The government of Norway will likely pass a law sometime in the spring to legalize the testing of self-driving vehicle technologies on the country’s roads, according to recent reports.
According to the country’s Ministry of Transport and Communications, the government there is now seeking consultations on the proposed law, with an aim to get the bill passed in early 2017.
A public statement on the matter read: “The objective of the bill is to facilitate the testing of self-driving vehicles on Norwegian roads … within the framework of traffic safety while protecting the integrity of personal information.”
The bit about traffic safety refers to the fact that only “mature” self-driving systems would be approved for public testing. Would Tesla’s system qualify? Would Waymo’s? Presumably. What about Daimler’s? Or Uber’s?
Considering that Teslas sell quite well in Norway, the country will presumably be one of the first places to see fully autonomous Teslas tested in earnest, and in high numbers. As a reminder, all new Teslas coming off the production lines now feature a comprehensive hardware suite that the company says will allow for fully autonomous travel, once associated software has been refined.
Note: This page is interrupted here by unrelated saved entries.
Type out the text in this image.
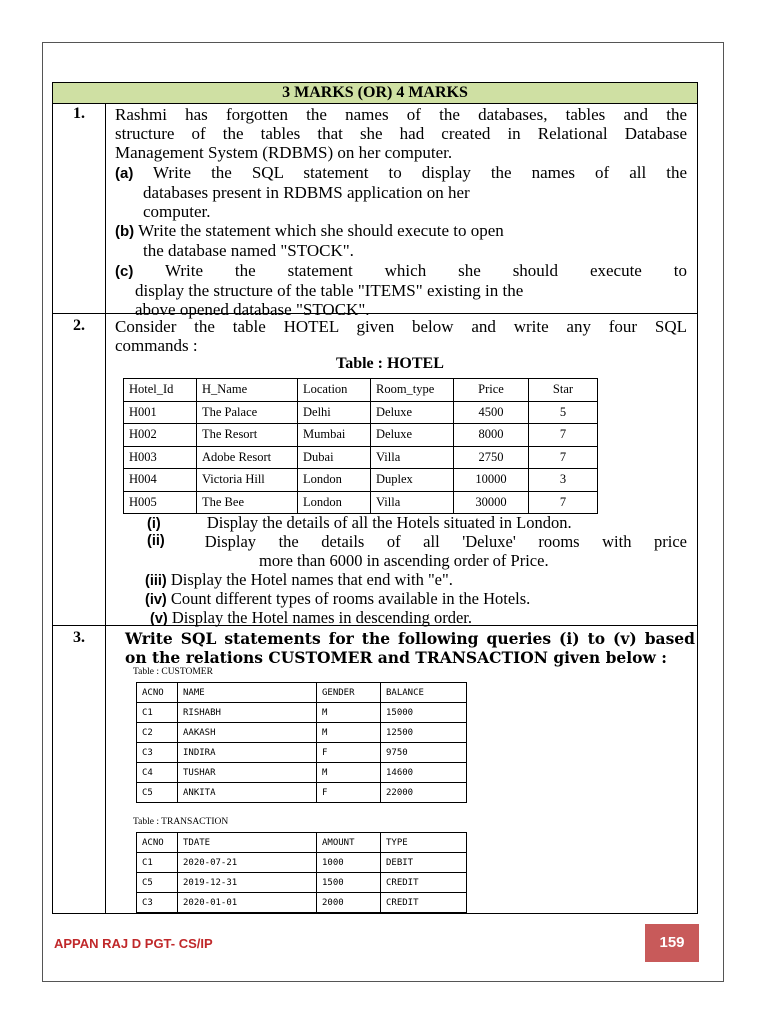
3 MARKS (OR) 4 MARKS
1.	Rashmi has forgotten the names of the databases, tables and the
structure of the tables that she had created in Relational Database
Management System (RDBMS) on her computer.
(a) Write the SQL statement to display the names of all the
databases present in RDBMS application on her
computer.
(b) Write the statement which she should execute to open
the database named "STOCK".
(c) Write the statement which she should execute to
display the structure of the table "ITEMS" existing in the
above opened database "STOCK".
2.	Consider the table HOTEL given below and write any four SQL
commands :
Table : HOTEL
Hotel_Id	H_Name	Location	Room_type	Price	Star
H001	The Palace	Delhi	Deluxe	4500	5
H002	The Resort	Mumbai	Deluxe	8000	7
H003	Adobe Resort	Dubai	Villa	2750	7
H004	Victoria Hill	London	Duplex	10000	3
H005	The Bee	London	Villa	30000	7
(i)	Display the details of all the Hotels situated in London.
(ii) Display the details of all 'Deluxe' rooms with price
more than 6000 in ascending order of Price.
(iii) Display the Hotel names that end with "e".
(iv) Count different types of rooms available in the Hotels.
(v) Display the Hotel names in descending order.
3.	Write SQL statements for the following queries (i) to (v) based
on the relations CUSTOMER and TRANSACTION given below :
Table : CUSTOMER
ACNO	NAME	GENDER	BALANCE
C1	RISHABH	M	15000
C2	AAKASH	M	12500
C3	INDIRA	F	9750
C4	TUSHAR	M	14600
C5	ANKITA	F	22000
Table : TRANSACTION
ACNO	TDATE	AMOUNT	TYPE
C1	2020-07-21	1000	DEBIT
C5	2019-12-31	1500	CREDIT
C3	2020-01-01	2000	CREDIT
APPAN RAJ D PGT- CS/IP	159
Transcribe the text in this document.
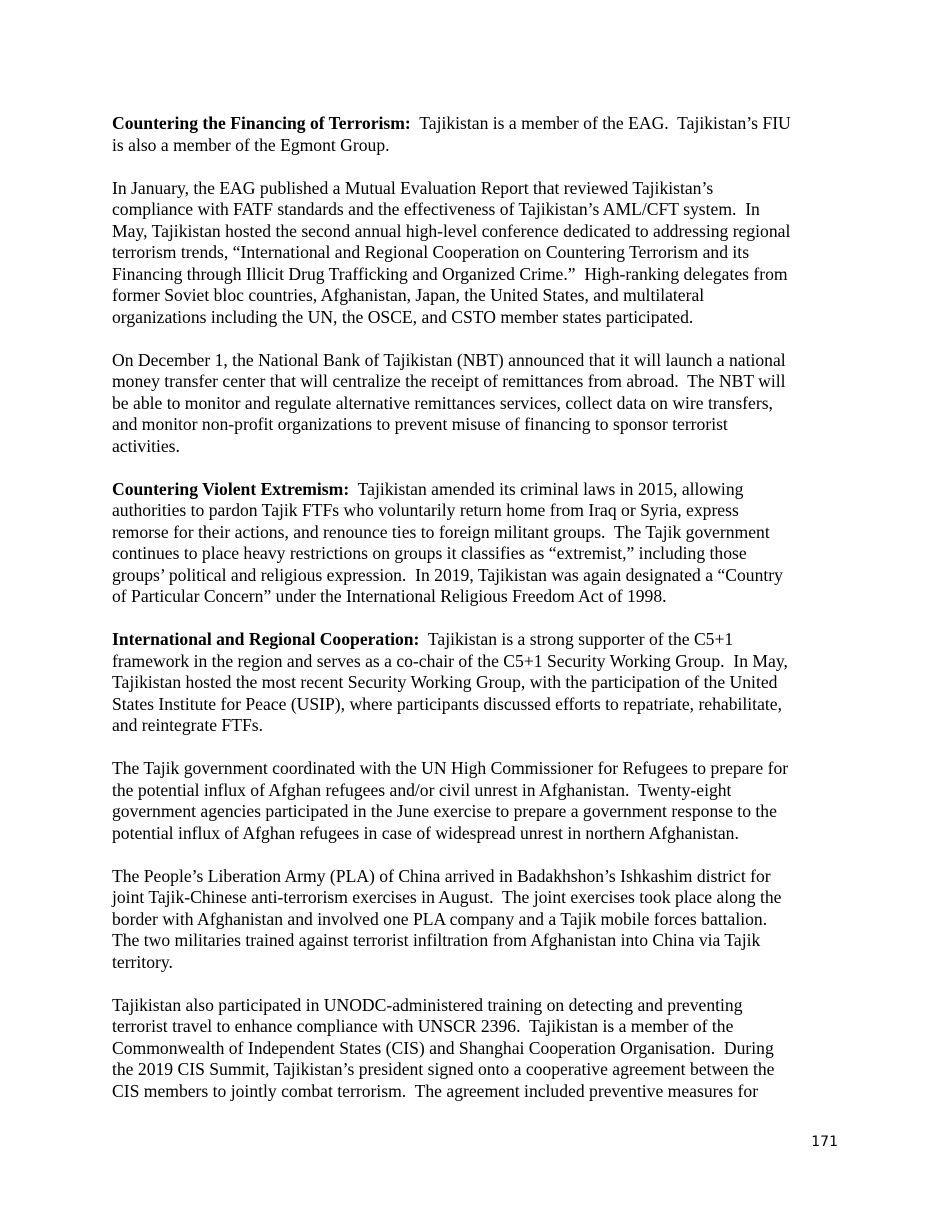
Countering the Financing of Terrorism:  Tajikistan is a member of the EAG.  Tajikistan’s FIU
is also a member of the Egmont Group.

In January, the EAG published a Mutual Evaluation Report that reviewed Tajikistan’s
compliance with FATF standards and the effectiveness of Tajikistan’s AML/CFT system.  In
May, Tajikistan hosted the second annual high-level conference dedicated to addressing regional
terrorism trends, “International and Regional Cooperation on Countering Terrorism and its
Financing through Illicit Drug Trafficking and Organized Crime.”  High-ranking delegates from
former Soviet bloc countries, Afghanistan, Japan, the United States, and multilateral
organizations including the UN, the OSCE, and CSTO member states participated.

On December 1, the National Bank of Tajikistan (NBT) announced that it will launch a national
money transfer center that will centralize the receipt of remittances from abroad.  The NBT will
be able to monitor and regulate alternative remittances services, collect data on wire transfers,
and monitor non-profit organizations to prevent misuse of financing to sponsor terrorist
activities.

Countering Violent Extremism:  Tajikistan amended its criminal laws in 2015, allowing
authorities to pardon Tajik FTFs who voluntarily return home from Iraq or Syria, express
remorse for their actions, and renounce ties to foreign militant groups.  The Tajik government
continues to place heavy restrictions on groups it classifies as “extremist,” including those
groups’ political and religious expression.  In 2019, Tajikistan was again designated a “Country
of Particular Concern” under the International Religious Freedom Act of 1998.

International and Regional Cooperation:  Tajikistan is a strong supporter of the C5+1
framework in the region and serves as a co-chair of the C5+1 Security Working Group.  In May,
Tajikistan hosted the most recent Security Working Group, with the participation of the United
States Institute for Peace (USIP), where participants discussed efforts to repatriate, rehabilitate,
and reintegrate FTFs.

The Tajik government coordinated with the UN High Commissioner for Refugees to prepare for
the potential influx of Afghan refugees and/or civil unrest in Afghanistan.  Twenty-eight
government agencies participated in the June exercise to prepare a government response to the
potential influx of Afghan refugees in case of widespread unrest in northern Afghanistan.

The People’s Liberation Army (PLA) of China arrived in Badakhshon’s Ishkashim district for
joint Tajik-Chinese anti-terrorism exercises in August.  The joint exercises took place along the
border with Afghanistan and involved one PLA company and a Tajik mobile forces battalion.
The two militaries trained against terrorist infiltration from Afghanistan into China via Tajik
territory.

Tajikistan also participated in UNODC-administered training on detecting and preventing
terrorist travel to enhance compliance with UNSCR 2396.  Tajikistan is a member of the
Commonwealth of Independent States (CIS) and Shanghai Cooperation Organisation.  During
the 2019 CIS Summit, Tajikistan’s president signed onto a cooperative agreement between the
CIS members to jointly combat terrorism.  The agreement included preventive measures for

171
Automotive News provides more: “The move to permit testing of self-driving vehicles is also aimed at giving a competitive edge to Norwegian technology companies as the country seeks to diversify away from the offshore petroleum sector, hit by a plunge in global oil prices.”
An interesting point. Though, it doesn’t seem likely that the move will end up having a significant effect one way or another on the country’s local industry.